When the Repeat control is configured with the property
repeatControls=“true” , it repeats its contents only once, at page load time
So my question here is that I do not understand what is going on. why is my comment attached to the wrong parent document? and is there a way I can prevent this and still have new posts displayed correctly
thanks for your help
Without the code it's a bit hard to imagine what exactly is going one here but this looks very similar to problem that I had with repeat control and value binding.
Long story short the problem was connecet to repeatControls property set to false. When it was like that data binding were working only for first element in collection - all data was somehow magically saved to this first object! I managed to get this working by using combination of dynamic content control rebuild and repeatControls set to true. Only then databindings were working property.
It seems like if You are repeating rendering only (and this is what repeatControls set to false do) the decoding phase of jsf lifecycle goes foobar.

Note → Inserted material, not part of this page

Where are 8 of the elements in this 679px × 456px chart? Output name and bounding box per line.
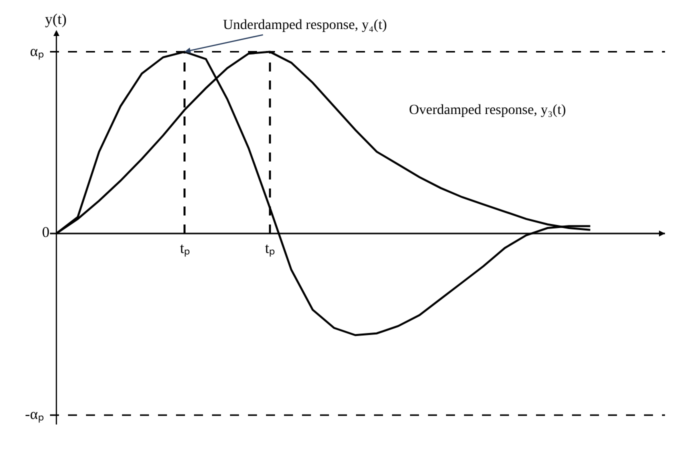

Without your XSP markup, it's difficult to be absolutely definitive but it appears that you're app code is creating and persisting the datasources and components per row during page load - therefore increasing the overall size and complexity of the component tree also. You should alternatively try an approach that will lazy-load the datasource only when requested by the end-user (eg: edit / reply).
Refer to the XPages Extension Library demo application (XPagesExt.nsf) for examples that use such a dynamic approach. In particular, look at Core_InPlaceForm.xsp which demonstrates using the xe:inPlaceForm control within a xp:repeat. And also see Domino_ForumView.xsp which demonstrates using the xe:forumView and xe:forumPost controls to manage and visualize a hierarchical thread. Also consider the concurrency mode that best suits your requirements when it actually comes to saving any given post or comment (fail, createConflict, force, exception) and document locking for high contention situations. The above-mentioned controls all provide the highest level of dynamic control and datasource creation and destruction.